Workpackage 9: ALS Model Generation




To achieve a computational infrastructure for the multiple data modalities


To perform analysis of rodent/cellular and human molecular networks


To build and replicate an integrative ALS model for disease and disease progression


Task 1. To achieve a computational infrastructure for the multiple data modalities

To establish a submission standard and storage method for data produced by the -omics WPs, the data will undergo initial processing by the group that is generating each data modality. The group will be designated as Data Intergration Panel (DIP). The different workpackages that will contribute data each have a representative that is also a member of WP9. These representatives take responsibility for preprocessing and quality control (QC) of the individual datasets, will ensure that data will be in a well defined standard format and will deposit this data in the XGAP infrastructure. They will also be key in providing the biological hypotheses that underly how the different datasets will be integrated. WP9 leader Groningen will concentrate on developing the XGAP infrastructure and statistical methods for the integration of the data, including QTL mapping and causal inference. Every 6 months all WP9 members will meet to discuss progress and how to conduct the -omics integration. The result of this initial processing will be converted into a standard data submission format to support consistent data storage, integrated analysis, and dissemination. These formats will be based on formats developed in other large-scale data production projects such as PANACEA, GEN2PHEN and SYSGENET, where several investigators of the current proposal play a key role. This will allow to leverage the analysis methods being developed within those projects in the most efficient possible way.
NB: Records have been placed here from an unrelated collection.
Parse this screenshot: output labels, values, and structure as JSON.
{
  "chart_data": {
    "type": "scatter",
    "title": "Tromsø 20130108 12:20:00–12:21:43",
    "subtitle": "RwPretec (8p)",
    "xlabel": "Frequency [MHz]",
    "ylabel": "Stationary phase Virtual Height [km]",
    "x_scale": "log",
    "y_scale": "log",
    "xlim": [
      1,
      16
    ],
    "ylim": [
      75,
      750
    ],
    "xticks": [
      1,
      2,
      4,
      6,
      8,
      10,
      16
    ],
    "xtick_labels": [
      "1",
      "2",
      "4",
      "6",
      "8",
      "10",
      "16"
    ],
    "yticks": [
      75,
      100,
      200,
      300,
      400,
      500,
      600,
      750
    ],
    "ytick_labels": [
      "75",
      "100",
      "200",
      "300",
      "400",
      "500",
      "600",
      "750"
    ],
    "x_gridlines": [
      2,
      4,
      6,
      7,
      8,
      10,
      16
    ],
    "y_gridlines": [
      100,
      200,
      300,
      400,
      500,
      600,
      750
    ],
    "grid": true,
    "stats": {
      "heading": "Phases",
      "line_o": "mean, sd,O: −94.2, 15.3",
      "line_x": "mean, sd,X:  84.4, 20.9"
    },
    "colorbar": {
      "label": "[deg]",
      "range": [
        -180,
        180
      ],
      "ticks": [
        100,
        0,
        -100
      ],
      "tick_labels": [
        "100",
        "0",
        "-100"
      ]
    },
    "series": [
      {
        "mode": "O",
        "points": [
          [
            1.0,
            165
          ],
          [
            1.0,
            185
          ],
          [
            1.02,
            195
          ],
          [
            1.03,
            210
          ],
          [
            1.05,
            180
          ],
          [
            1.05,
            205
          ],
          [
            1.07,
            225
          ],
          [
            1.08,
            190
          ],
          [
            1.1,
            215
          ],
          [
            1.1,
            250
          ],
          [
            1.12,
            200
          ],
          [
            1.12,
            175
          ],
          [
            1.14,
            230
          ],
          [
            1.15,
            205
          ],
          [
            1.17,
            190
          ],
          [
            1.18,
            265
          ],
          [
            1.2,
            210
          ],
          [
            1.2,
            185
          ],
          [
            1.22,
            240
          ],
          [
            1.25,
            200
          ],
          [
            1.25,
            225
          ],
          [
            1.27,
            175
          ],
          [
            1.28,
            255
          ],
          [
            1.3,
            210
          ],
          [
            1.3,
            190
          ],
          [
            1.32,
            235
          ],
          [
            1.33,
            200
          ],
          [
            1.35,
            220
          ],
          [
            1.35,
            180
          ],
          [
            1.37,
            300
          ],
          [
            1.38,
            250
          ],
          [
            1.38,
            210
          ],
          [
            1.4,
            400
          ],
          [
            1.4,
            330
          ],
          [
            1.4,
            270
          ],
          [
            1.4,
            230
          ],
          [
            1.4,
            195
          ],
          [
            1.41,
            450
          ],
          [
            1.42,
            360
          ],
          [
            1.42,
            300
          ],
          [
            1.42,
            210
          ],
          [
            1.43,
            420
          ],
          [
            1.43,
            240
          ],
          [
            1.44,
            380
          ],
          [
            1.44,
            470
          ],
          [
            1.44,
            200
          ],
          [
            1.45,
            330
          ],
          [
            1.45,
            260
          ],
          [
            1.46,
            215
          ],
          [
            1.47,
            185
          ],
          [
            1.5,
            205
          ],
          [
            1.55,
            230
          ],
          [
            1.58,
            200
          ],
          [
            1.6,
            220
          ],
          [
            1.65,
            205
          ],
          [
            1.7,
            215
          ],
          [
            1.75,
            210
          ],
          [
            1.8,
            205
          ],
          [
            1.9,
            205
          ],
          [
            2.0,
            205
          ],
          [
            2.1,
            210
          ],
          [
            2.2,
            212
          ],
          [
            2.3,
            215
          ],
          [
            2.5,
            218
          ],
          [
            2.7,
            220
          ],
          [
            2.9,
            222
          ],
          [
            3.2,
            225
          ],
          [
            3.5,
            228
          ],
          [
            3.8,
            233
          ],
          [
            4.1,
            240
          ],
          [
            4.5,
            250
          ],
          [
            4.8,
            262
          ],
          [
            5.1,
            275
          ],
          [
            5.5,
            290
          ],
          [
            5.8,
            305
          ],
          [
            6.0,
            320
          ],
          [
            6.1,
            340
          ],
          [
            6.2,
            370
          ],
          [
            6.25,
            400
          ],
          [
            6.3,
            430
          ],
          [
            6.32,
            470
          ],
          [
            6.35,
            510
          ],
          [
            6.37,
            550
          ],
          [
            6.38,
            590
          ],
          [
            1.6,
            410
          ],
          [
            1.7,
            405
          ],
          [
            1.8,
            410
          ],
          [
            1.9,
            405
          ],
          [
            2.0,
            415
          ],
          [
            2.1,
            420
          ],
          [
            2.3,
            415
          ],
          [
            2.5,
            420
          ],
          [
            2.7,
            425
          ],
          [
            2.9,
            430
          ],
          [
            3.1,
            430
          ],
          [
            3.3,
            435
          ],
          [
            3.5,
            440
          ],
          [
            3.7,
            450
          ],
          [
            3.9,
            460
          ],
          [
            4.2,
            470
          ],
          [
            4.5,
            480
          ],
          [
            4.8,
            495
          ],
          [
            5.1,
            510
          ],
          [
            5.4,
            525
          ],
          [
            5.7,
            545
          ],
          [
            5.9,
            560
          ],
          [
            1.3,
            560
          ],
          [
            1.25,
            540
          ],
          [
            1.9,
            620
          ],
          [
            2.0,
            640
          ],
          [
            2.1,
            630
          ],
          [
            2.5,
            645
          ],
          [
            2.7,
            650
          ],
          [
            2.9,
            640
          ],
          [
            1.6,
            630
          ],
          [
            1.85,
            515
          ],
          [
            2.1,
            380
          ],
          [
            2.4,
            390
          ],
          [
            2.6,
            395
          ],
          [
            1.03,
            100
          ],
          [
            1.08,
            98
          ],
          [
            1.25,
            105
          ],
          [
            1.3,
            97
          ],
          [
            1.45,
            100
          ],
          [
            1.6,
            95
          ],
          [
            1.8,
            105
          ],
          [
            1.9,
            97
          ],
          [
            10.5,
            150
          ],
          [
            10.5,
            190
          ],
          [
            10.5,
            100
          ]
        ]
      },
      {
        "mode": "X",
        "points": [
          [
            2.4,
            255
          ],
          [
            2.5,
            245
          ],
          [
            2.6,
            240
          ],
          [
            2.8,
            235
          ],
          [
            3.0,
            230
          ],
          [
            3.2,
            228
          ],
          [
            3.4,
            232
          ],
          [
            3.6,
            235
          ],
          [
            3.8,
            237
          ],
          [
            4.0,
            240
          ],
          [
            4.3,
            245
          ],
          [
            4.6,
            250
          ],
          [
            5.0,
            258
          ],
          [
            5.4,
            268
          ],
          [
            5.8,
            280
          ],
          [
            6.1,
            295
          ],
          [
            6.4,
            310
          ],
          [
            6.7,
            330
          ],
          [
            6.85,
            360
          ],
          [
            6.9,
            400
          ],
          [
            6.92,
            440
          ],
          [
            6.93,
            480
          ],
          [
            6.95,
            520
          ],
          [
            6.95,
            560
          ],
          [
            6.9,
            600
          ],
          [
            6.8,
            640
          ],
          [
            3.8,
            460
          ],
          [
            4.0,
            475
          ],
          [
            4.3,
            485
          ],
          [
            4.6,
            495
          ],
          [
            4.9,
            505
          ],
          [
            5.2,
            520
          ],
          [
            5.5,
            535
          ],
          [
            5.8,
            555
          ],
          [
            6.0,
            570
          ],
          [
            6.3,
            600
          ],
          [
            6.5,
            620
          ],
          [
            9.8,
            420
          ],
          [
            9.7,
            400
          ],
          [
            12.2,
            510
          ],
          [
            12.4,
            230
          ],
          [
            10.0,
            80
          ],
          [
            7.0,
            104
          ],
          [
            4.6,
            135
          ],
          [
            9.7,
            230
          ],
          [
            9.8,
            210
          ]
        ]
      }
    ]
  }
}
At the start of the project, we will establish a data integration panel (DIP) representing each of the computational partners of the different -omics WPs that will be chaired by Ritsert Jansen (Groningen). The DIP will be responsive to input, suggestions, and analysis priorities set by the consortium as a whole and will guide the flow of data from the production groups in Pillar 2 through the data integration tasks described in this WP.

We will build upon the experience of the software as already implemented on www.xgap.org (XGAP) and described in detail here (Swertz and Jansen, 2007). In brief, it includes functionality for data quality control, QTL/association analysis, network and causal inference analysis and storage and visualization. High-performance computing on large computer clusters is available to us, including the supercomputer infrastructure in Groningen as well as the Blue Gene IBM supercomputer.

Task 2. To perform analysis of rodent/cellular and human molecular networks

These analyses can be divided into intralevel and interlevel -omics analyses. The intralevel analyses include the respective detection of cis- and trans-eQTLs, pQTLs, mQTLs in ALS patients and controls. In addition, the intralevel analyses include the detection of co-expression networks in the different -omics dataset, and comparing differences in the topology characteristics between ALS patients and controls and identifying major hubs that are associated with disease. This is comparable to a recent GWA study in celiac disease where we identified 40 loci. For 20 of these loci, the most significantly associated SNP was also affecting peripheral blood gene expression levels. Subsequent co-expression analysis in an independent dataset (comprising 33,109 expression arrays) revealed that many of these genes were co-expressed and form a highly connected core of immune-related genes (Dubois et al, in press). Starting with the identified genetic variants in ALS and the -omics data that will be generated in ALS relevenant tissues, we aim to use the same procedure. Correlations among traits from different levels can be used to generate hypotheses about network connections in interlevel analyses and are the starting point of objective 3 below.

The interlevel analyses provide an advantage through the combined signal of small effects. As shown previously regulatory hot spot effects may pass level-wise and system-wide significance thresholds but these effects may also reach system-wide significance without passing the level-wise significance threshold (Fu et al, 2009).  In addition, we will incorporate techniques to further reduce inherent noise in the -omics data based on principal component analysis, as described recently by us (Dubois et al, Nat Genet 2010).

Task 3. To build and replicate an integrative ALS model for disease and disease progression

Systemwide QTL analyses allow for the reconstruction of molecular pathways that are relevant for the phenotype. Having identified the eQTLs, pQTLs, mQTLs in relation to ALS and ALS progression, advanced causal reasoning will be applied, including regression based analysis using the correlation between error terms of different models and the regression of residuals on QTLs of different models (Jansen et al, 2009). In addition we will study the emerging properties of these networks by computer simulation. Parametric modelling of the causal connections in networks allows for computer-based study of the emerging properties of the system, e.g. by in-silico perturbation of parameters by a given amount to investigate the robustness or fragility of (points in) the network. We will use generalized linear models (Figure 5, Objective 3), permitting us to model the relationships that exist between the various -omics levels and the environmental factors, beyond the classical identity link function.